China West Normal University
- Type: Public
- Established: 1946
- President: Zhang Jian
- Academic staff: 1,274
- Administrative staff: 1,820
- Students: 30,343
- Location: Nanchong, Sichuan, China
- Campus: Nanchong;
- Website: cwnu.edu.cn

= China West Normal University =

University in Nanchong, China

China West Normal University (CWNU; 西华师范大学 (Xīhuá Shīfàn Dàxué)) is a provincial public normal university featuring teachers education and training located in Nanchong, Sichuan, China.

The university was originally established in 1946. It now has 30,343 students.

==History==
China West Normal University is the oldest established teacher training university in Sichuan province, which grew out of the Northern Sichuan Agricultural and Industrial College founded in 1946.

In the city of Nanchong, the economic and cultural center of northeastern Sichuan, on the middle reach of Jialing River, known as 'Silk City', CWNU's reputation is influenced by its scenery, teaching resources, academic atmosphere and research facilities.

==Campus==
The university consists of two campuses (the new campus and the original one) covering a total area of 2,500 mu with constructed area of 903,400 square meters.
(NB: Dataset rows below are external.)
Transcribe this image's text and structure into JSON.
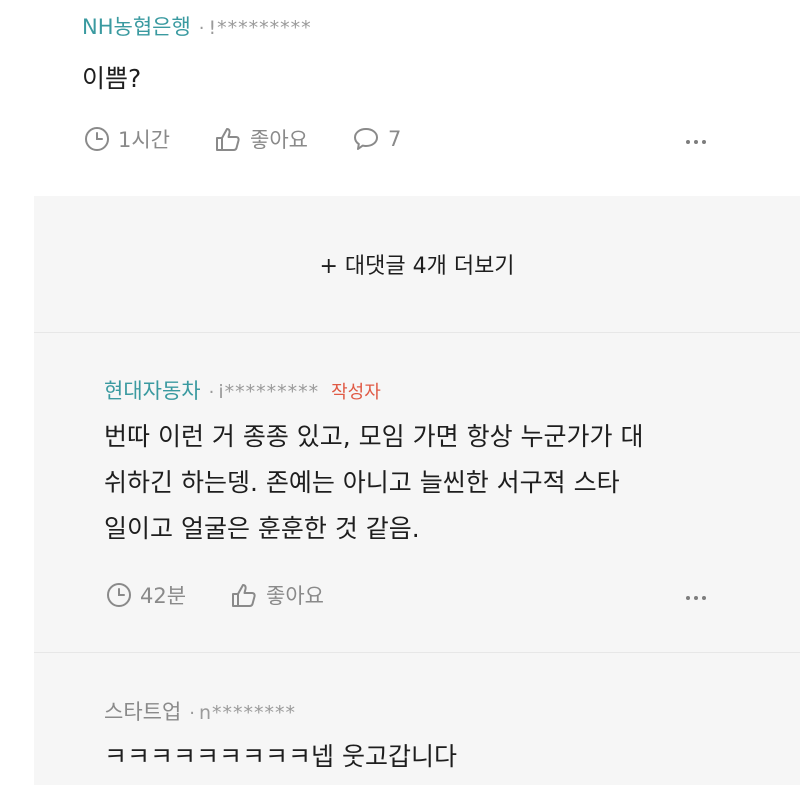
{
  "top_comment": {
    "author": "NH농협은행",
    "separator": "·",
    "masked_id": "!*********",
    "text": "이쁨?",
    "time": "1시간",
    "like_label": "좋아요",
    "reply_count": "7"
  },
  "more_replies_label": "+ 대댓글 4개 더보기",
  "replies": [
    {
      "author": "현대자동차",
      "separator": "·",
      "masked_id": "i*********",
      "badge": "작성자",
      "lines": [
        "번따 이런 거 종종 있고, 모임 가면 항상 누군가가 대",
        "쉬하긴 하는뎅. 존예는 아니고 늘씬한 서구적 스타",
        "일이고 얼굴은 훈훈한 것 같음."
      ],
      "time": "42분",
      "like_label": "좋아요"
    },
    {
      "author": "스타트업",
      "separator": "·",
      "masked_id": "n********",
      "text": "ㅋㅋㅋㅋㅋㅋㅋㅋㅋ넵 웃고갑니다"
    }
  ],
  "colors": {
    "company_accent": "#3a9aa0",
    "author_badge": "#e05a45",
    "meta_gray": "#8a8a8a",
    "reply_background": "#f6f6f6"
  },
  "icons": {
    "time": "clock-icon",
    "like": "thumbs-up-icon",
    "reply": "speech-bubble-icon",
    "more": "more-dots-icon"
  }
}
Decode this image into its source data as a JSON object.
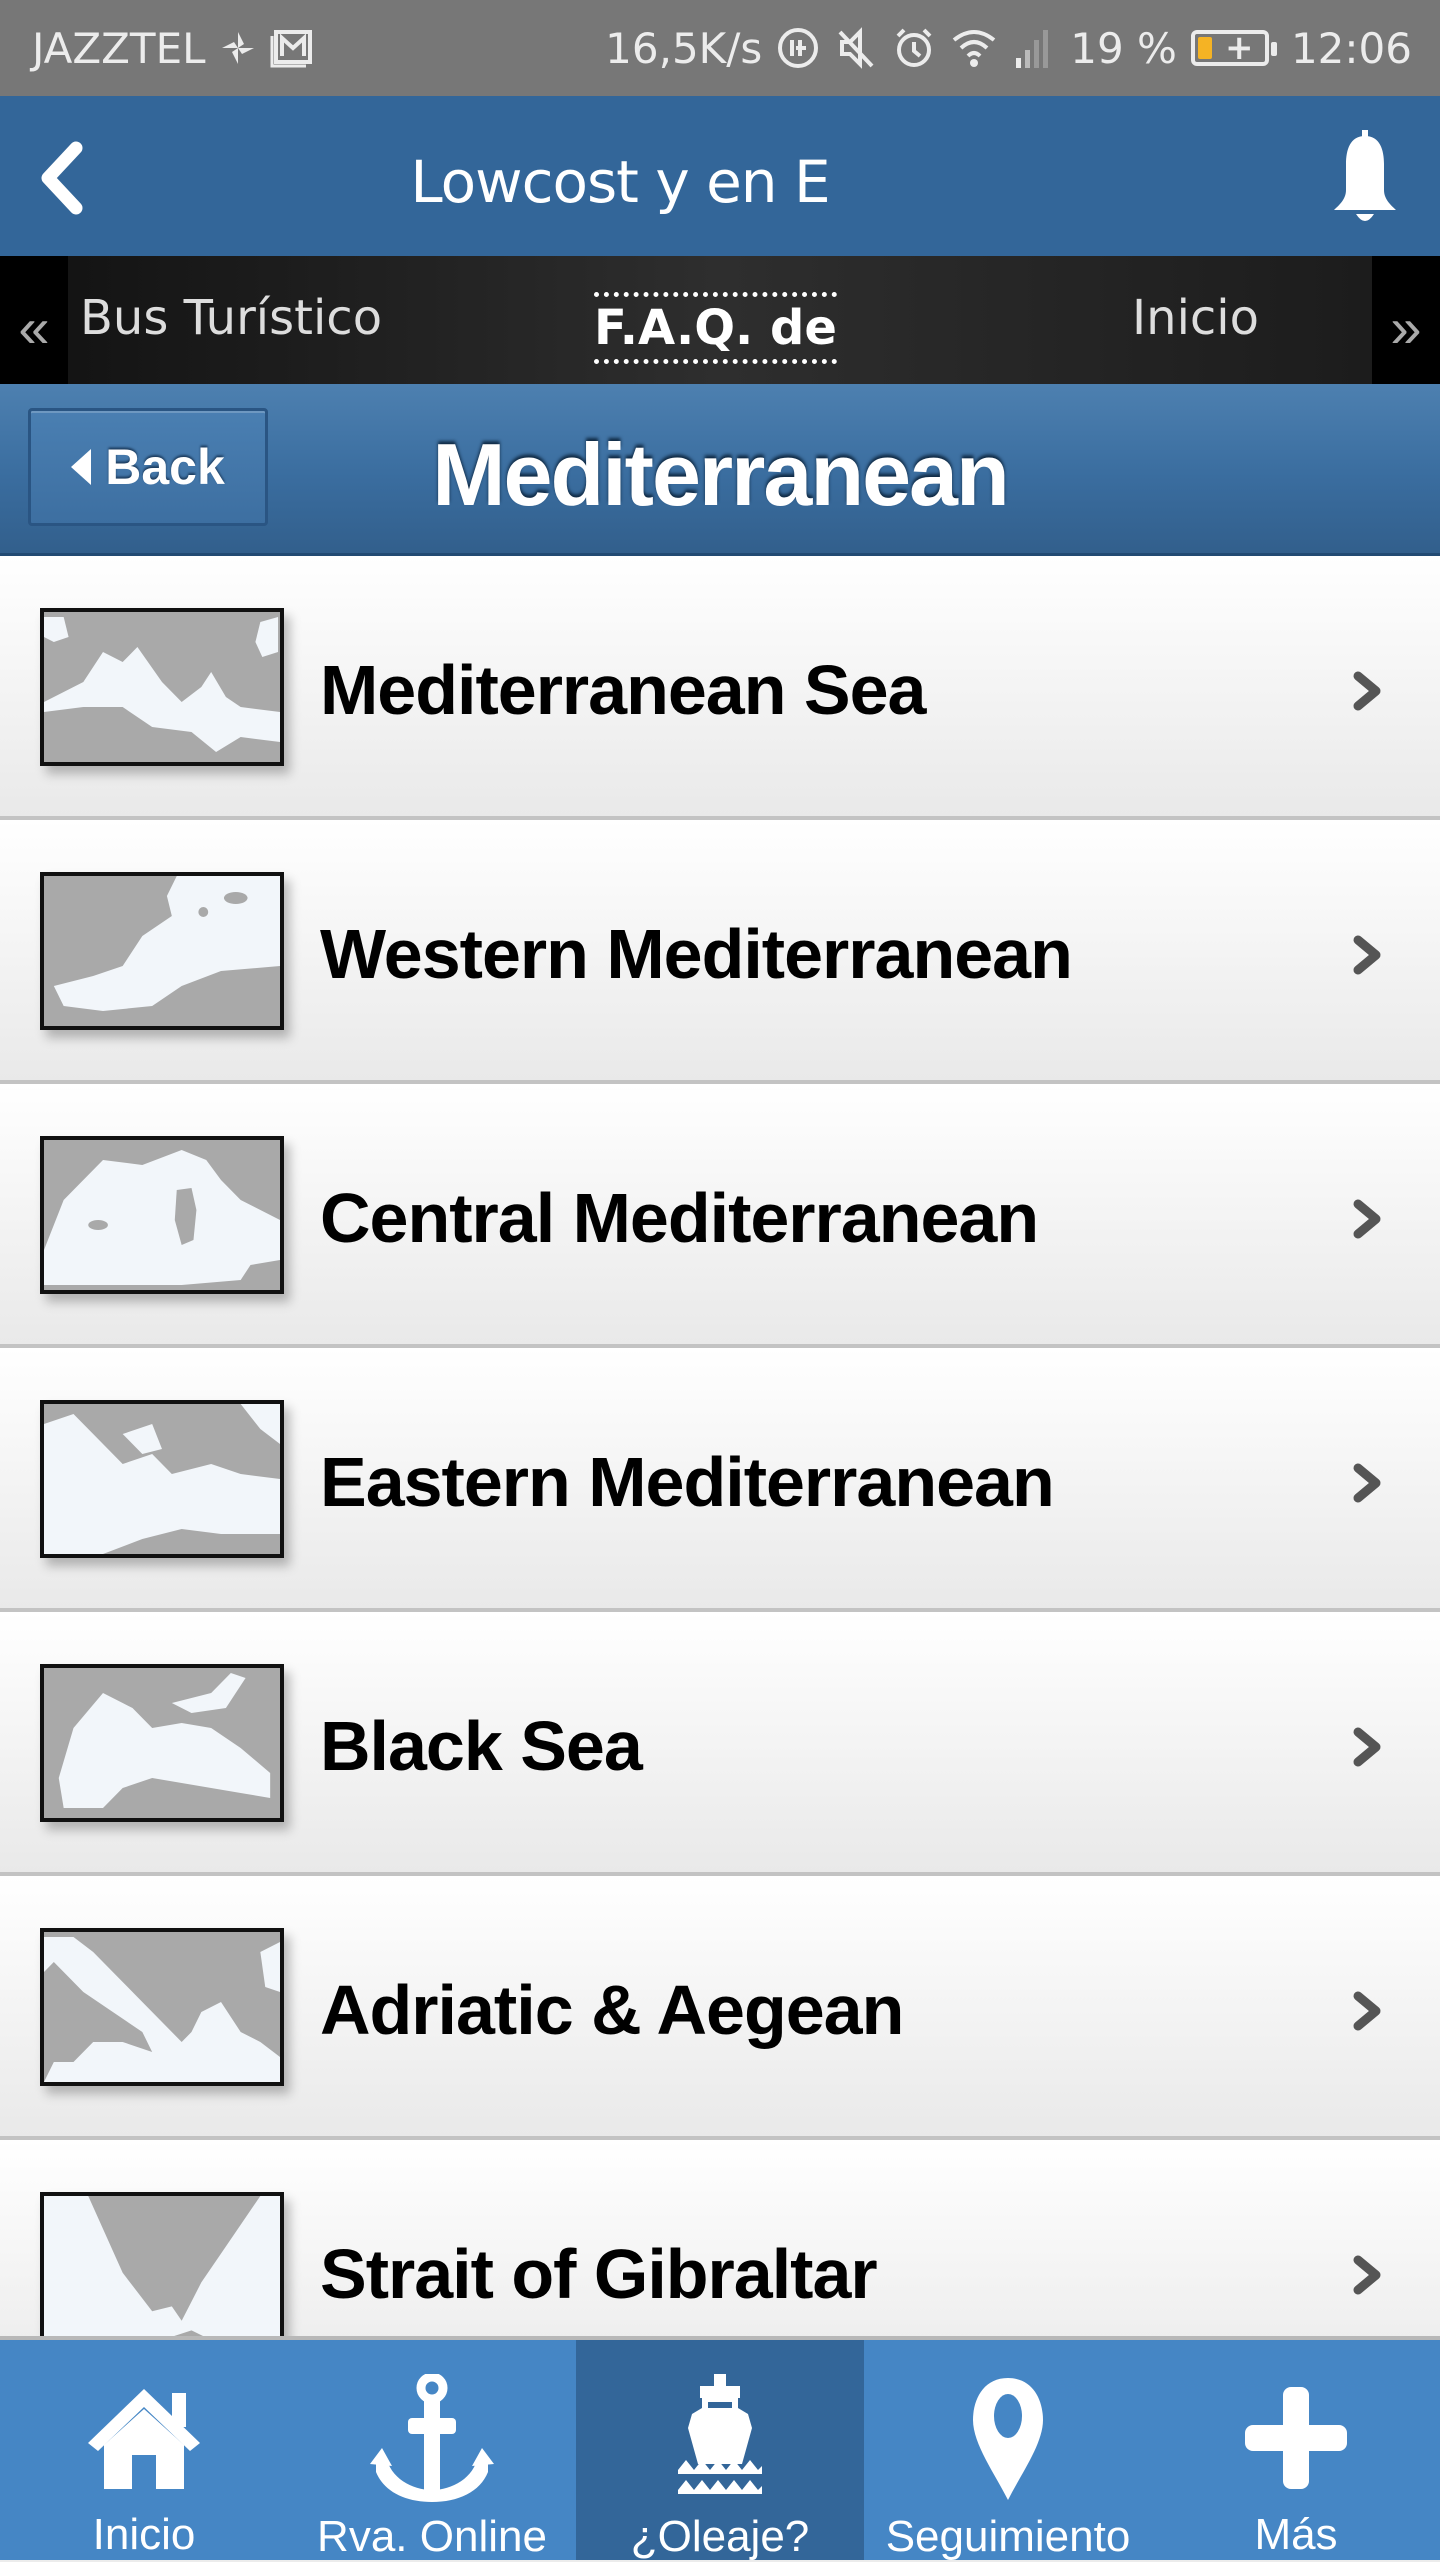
{
  "status_bar": {
    "carrier": "JAZZTEL",
    "net_speed": "16,5K/s",
    "battery_percent": "19 %",
    "battery_level": 0.19,
    "battery_color": "#f5b324",
    "time": "12:06",
    "icons": [
      "sync-icon",
      "gmail-icon",
      "data-saver-icon",
      "mute-icon",
      "alarm-icon",
      "wifi-icon",
      "signal-icon",
      "battery-charging-icon"
    ]
  },
  "header": {
    "title": "Lowcost y en E",
    "back_icon": "chevron-left-icon",
    "bell_icon": "bell-icon",
    "bg_color": "#336699"
  },
  "tabs": {
    "prev_icon": "double-chevron-left-icon",
    "next_icon": "double-chevron-right-icon",
    "items": [
      {
        "label": "Bus Turístico",
        "active": false
      },
      {
        "label": "F.A.Q. de",
        "active": true
      },
      {
        "label": "Inicio",
        "active": false
      }
    ]
  },
  "sub_header": {
    "back_label": "Back",
    "title": "Mediterranean"
  },
  "list": {
    "items": [
      {
        "label": "Mediterranean Sea",
        "thumb": "map-mediterranean-sea"
      },
      {
        "label": "Western Mediterranean",
        "thumb": "map-western-mediterranean"
      },
      {
        "label": "Central Mediterranean",
        "thumb": "map-central-mediterranean"
      },
      {
        "label": "Eastern Mediterranean",
        "thumb": "map-eastern-mediterranean"
      },
      {
        "label": "Black Sea",
        "thumb": "map-black-sea"
      },
      {
        "label": "Adriatic & Aegean",
        "thumb": "map-adriatic-aegean"
      },
      {
        "label": "Strait of Gibraltar",
        "thumb": "map-strait-of-gibraltar"
      }
    ]
  },
  "bottom_nav": {
    "active_color": "#336699",
    "bg_color": "#4586c5",
    "items": [
      {
        "label": "Inicio",
        "icon": "home-icon",
        "active": false
      },
      {
        "label": "Rva. Online",
        "icon": "anchor-icon",
        "active": false
      },
      {
        "label": "¿Oleaje?",
        "icon": "ship-waves-icon",
        "active": true
      },
      {
        "label": "Seguimiento",
        "icon": "map-pin-icon",
        "active": false
      },
      {
        "label": "Más",
        "icon": "plus-icon",
        "active": false
      }
    ]
  }
}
CWNU has many kinds of functional classrooms, with an area of 104,000 square meters.

The Experimental building has an area of 110,000 square meters including respective laboratory buildings for Arts and Science colleges, college of Fine Art, college of Music, school-owned museum and a Specimen Building. In addition, two libraries possess a collection of 2,226,000 volumes and 7,740 varieties of magazines and newspapers.

The whole university is fully equipped from the dormitories and five dining halls, to teaching and training facilities for physical education, including track and field stadiums, multifunctional gymnasiums, courts and playing fields.

==Faculty==
With undergraduate education as the basis, teacher training as main task and feature, as well as postgraduate education and scientific researches as forerunners, CWNU, over the past 60 years, has attached great importance to its multidisciplinary and comprehensive development. It has become the largest-scaled university which offers the most diversified subjects in northeastern Sichuan. Thus the university has been successively honored as an important research center of education development, a key training base for qualified middle school teachers, and the provincial training center for teachers’ further education.

CWNU has 1,820 staff members, including 1,274 full-time teachers, among whom there are 561 professors and associate professors, and 633 professional teachers have master's degree. There are 167 graduate supervisors, and 17 experts who enjoy the special subsidy granted by the State Council.

One teacher has been chosen as the candidate for the National Million Talents Project. Another is titled the "Youth Expert of National Outstanding Contribution” and six are honored as Distinguished Expert of Outstanding Contribution in Sichuan Province. 20 teachers are known as the academic and technological pioneers in Sichuan or potential talents. The total enrollment in CWNU has reached around 25,000, including undergraduates, graduates, international students plus adult students for continuing education.

==Colleges and departments==
CWNU has 21 colleges and departments, plus 28 research institutes, offering 121 master's programs, 71 majors for four-year undergraduates, 5 for three-year students. The university has 4 provincial key subjects, 3 provincial key laboratories, 14 provincial key courses, 21 provincial-level Elaborate Courses and 3 famous provincial undergraduate majors. Moreover, CWNU provides 11 provincial training centers for undergraduate talents, and offers a training basis for postgraduates of education as well as postgraduates of agricultural popularization.

All majors and programs are widely open to overseas students, among which subjects like Chinese, History, Education, Fine Arts, Music, Dancing, Wushu, Chinese Calligraphy show great appeal and popularity.

==Exchange==
In recent years, CWNU has become actively involved in international exchanges and co-operations, especially in cultural and academic fields. It has built partnerships through diverse ways of communication and cooperation with many universities and education organizations in the US, Canada, Australia, Japan, Korea, Germany, Taiwan and Hong Kong. The university has enrolled overseas students since 1997, with the enrollment in the charge of its Foreign Affairs Office. With curricula covering a wide range of subjects, CWNU provides admission to overseas students with programs — long- or short-term Chinese language trainees, potential undergraduates majoring in Chinese language, graduates majoring in Linguistics and Applied Linguistics, and undergraduates or graduates with would-be majors that they've selected. Meanwhile, groups and organizations for Chinese culture research and study, for short-term Chinese language learning, for Mandarin study, are attracted to CWNU.